"'Look, child!' she cried; 'you must, for I am going to die, and you shall keep the secret! You shall watch over your father alone—all alone! The honor of our family depends upon it!'
"We returned. A fortnight later my mother died, leaving to me the accomplishment of her vow and the lesson of her example. I have faithfully discharged my trust, but oh, at what a cost! You have seen it! I have been obliged to disobey my father and make him wretched. My marriage could have accomplished nothing, though he does not know it, and to marry would have been to bring a stranger into our midst and betray the family secret. I resisted. No one in the Castle knows the nature of my father's malady, and had it not been for yesterday's crisis, which broke down my strength and prevented me from watching by my father, I should still have been the sole depositary of the secret. God has willed otherwise; he has placed in your keeping the honor of our family.
"Such is my story, and in view of what you told me a few moments ago (and she colored charmingly), I feel that I need hardly ask you if you will share with me my burden, for my strength is unequal to it—I am bending beneath its weight."
She had risen as she finished speaking.
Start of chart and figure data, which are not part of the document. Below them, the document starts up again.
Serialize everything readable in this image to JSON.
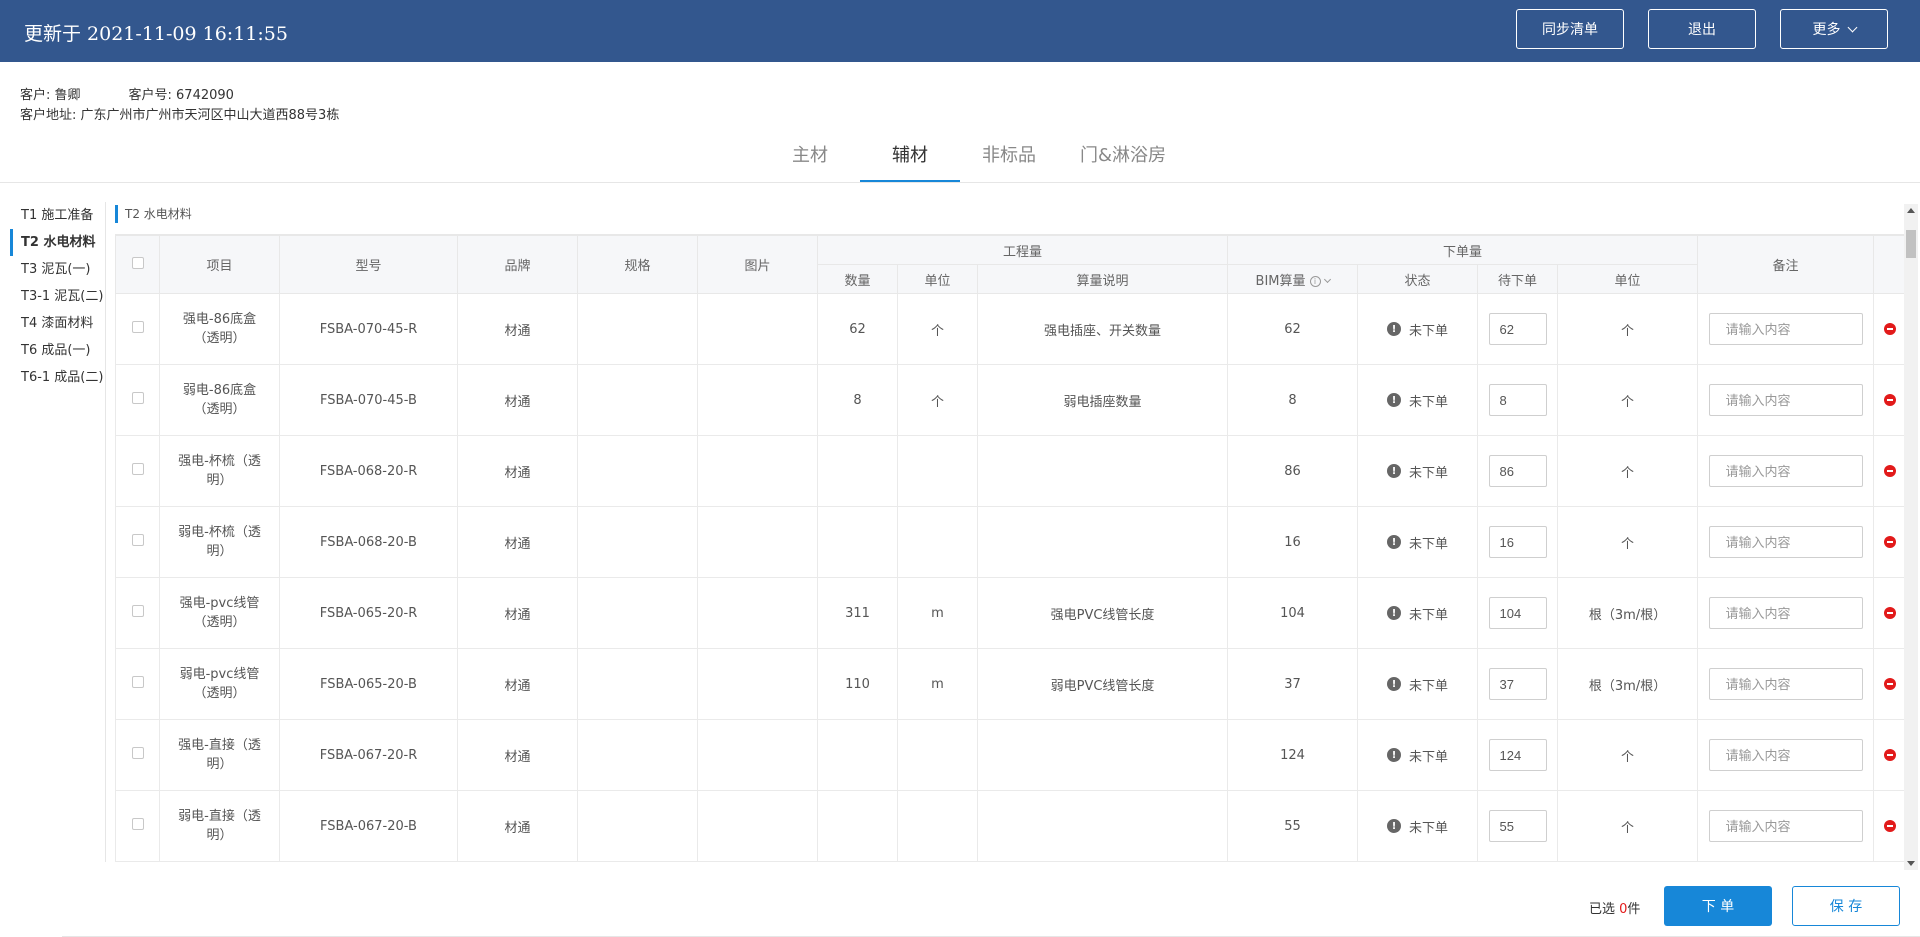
{
  "header": {
    "title": "更新于 2021-11-09 16:11:55",
    "sync_label": "同步清单",
    "exit_label": "退出",
    "more_label": "更多"
  },
  "customer": {
    "name": "客户: 鲁卿",
    "number": "客户号: 6742090",
    "address": "客户地址: 广东广州市广州市天河区中山大道西88号3栋"
  },
  "tabs": [
    {
      "label": "主材"
    },
    {
      "label": "辅材"
    },
    {
      "label": "非标品"
    },
    {
      "label": "门&淋浴房"
    }
  ],
  "sidebar": {
    "items": [
      {
        "label": "T1 施工准备"
      },
      {
        "label": "T2 水电材料"
      },
      {
        "label": "T3 泥瓦(一)"
      },
      {
        "label": "T3-1 泥瓦(二)"
      },
      {
        "label": "T4 漆面材料"
      },
      {
        "label": "T6 成品(一)"
      },
      {
        "label": "T6-1 成品(二)"
      }
    ]
  },
  "section_title": "T2 水电材料",
  "table": {
    "headers": {
      "item": "项目",
      "model": "型号",
      "brand": "品牌",
      "spec": "规格",
      "image": "图片",
      "quantities_group": "工程量",
      "order_group": "下单量",
      "remark": "备注",
      "qty": "数量",
      "unit": "单位",
      "calc_desc": "算量说明",
      "bim": "BIM算量",
      "status": "状态",
      "pending": "待下单",
      "order_unit": "单位"
    },
    "remark_placeholder": "请输入内容",
    "rows": [
      {
        "item": "强电-86底盒（透明）",
        "model": "FSBA-070-45-R",
        "brand": "材通",
        "qty": "62",
        "unit": "个",
        "desc": "强电插座、开关数量",
        "bim": "62",
        "status": "未下单",
        "pending": "62",
        "order_unit": "个"
      },
      {
        "item": "弱电-86底盒（透明）",
        "model": "FSBA-070-45-B",
        "brand": "材通",
        "qty": "8",
        "unit": "个",
        "desc": "弱电插座数量",
        "bim": "8",
        "status": "未下单",
        "pending": "8",
        "order_unit": "个"
      },
      {
        "item": "强电-杯梳（透明）",
        "model": "FSBA-068-20-R",
        "brand": "材通",
        "qty": "",
        "unit": "",
        "desc": "",
        "bim": "86",
        "status": "未下单",
        "pending": "86",
        "order_unit": "个"
      },
      {
        "item": "弱电-杯梳（透明）",
        "model": "FSBA-068-20-B",
        "brand": "材通",
        "qty": "",
        "unit": "",
        "desc": "",
        "bim": "16",
        "status": "未下单",
        "pending": "16",
        "order_unit": "个"
      },
      {
        "item": "强电-pvc线管（透明）",
        "model": "FSBA-065-20-R",
        "brand": "材通",
        "qty": "311",
        "unit": "m",
        "desc": "强电PVC线管长度",
        "bim": "104",
        "status": "未下单",
        "pending": "104",
        "order_unit": "根（3m/根）"
      },
      {
        "item": "弱电-pvc线管（透明）",
        "model": "FSBA-065-20-B",
        "brand": "材通",
        "qty": "110",
        "unit": "m",
        "desc": "弱电PVC线管长度",
        "bim": "37",
        "status": "未下单",
        "pending": "37",
        "order_unit": "根（3m/根）"
      },
      {
        "item": "强电-直接（透明）",
        "model": "FSBA-067-20-R",
        "brand": "材通",
        "qty": "",
        "unit": "",
        "desc": "",
        "bim": "124",
        "status": "未下单",
        "pending": "124",
        "order_unit": "个"
      },
      {
        "item": "弱电-直接（透明）",
        "model": "FSBA-067-20-B",
        "brand": "材通",
        "qty": "",
        "unit": "",
        "desc": "",
        "bim": "55",
        "status": "未下单",
        "pending": "55",
        "order_unit": "个"
      }
    ]
  },
  "footer": {
    "selected_prefix": "已选 ",
    "selected_count": "0",
    "selected_suffix": "件",
    "order_label": "下 单",
    "save_label": "保 存"
  },
  "colors": {
    "header_bg": "#33578e",
    "accent": "#1787d8",
    "danger": "#e21a1a"
  }
}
For all answer, I sprang forward, and throwing my arms about her I drew her close to me and covered her upturned face and forehead with passionate kisses, and she rested, a delicious burden in my arms.
"Odile," I cried, "I will be all this and a thousand times more, if you will only consent to let me. I am the petitioner, not you; and in allowing me to share with you even the least of your trials, you make me forever your debtor. You have told me the reason of your vow, and in doing so you have removed the necessity for its further existence. Oh, Odile, may I hope—may I hope, I say, that if I can raise the spell which overhangs the Castle, and restore your father's health,—as the price of it, I may have your love?"
After a moment, she replied softly, as she gently disengaged herself from my arms:
"You may;" and she added, "until then my first duty is ever to my father."
I pressed the hand which she yielded to me to my lips, exclaiming with a smile, "This seals the promise!"
Then I continued:
"And one thing more. We must seize this creature known as the Black Plague, and find out what she is, whence she comes, and what she wants here."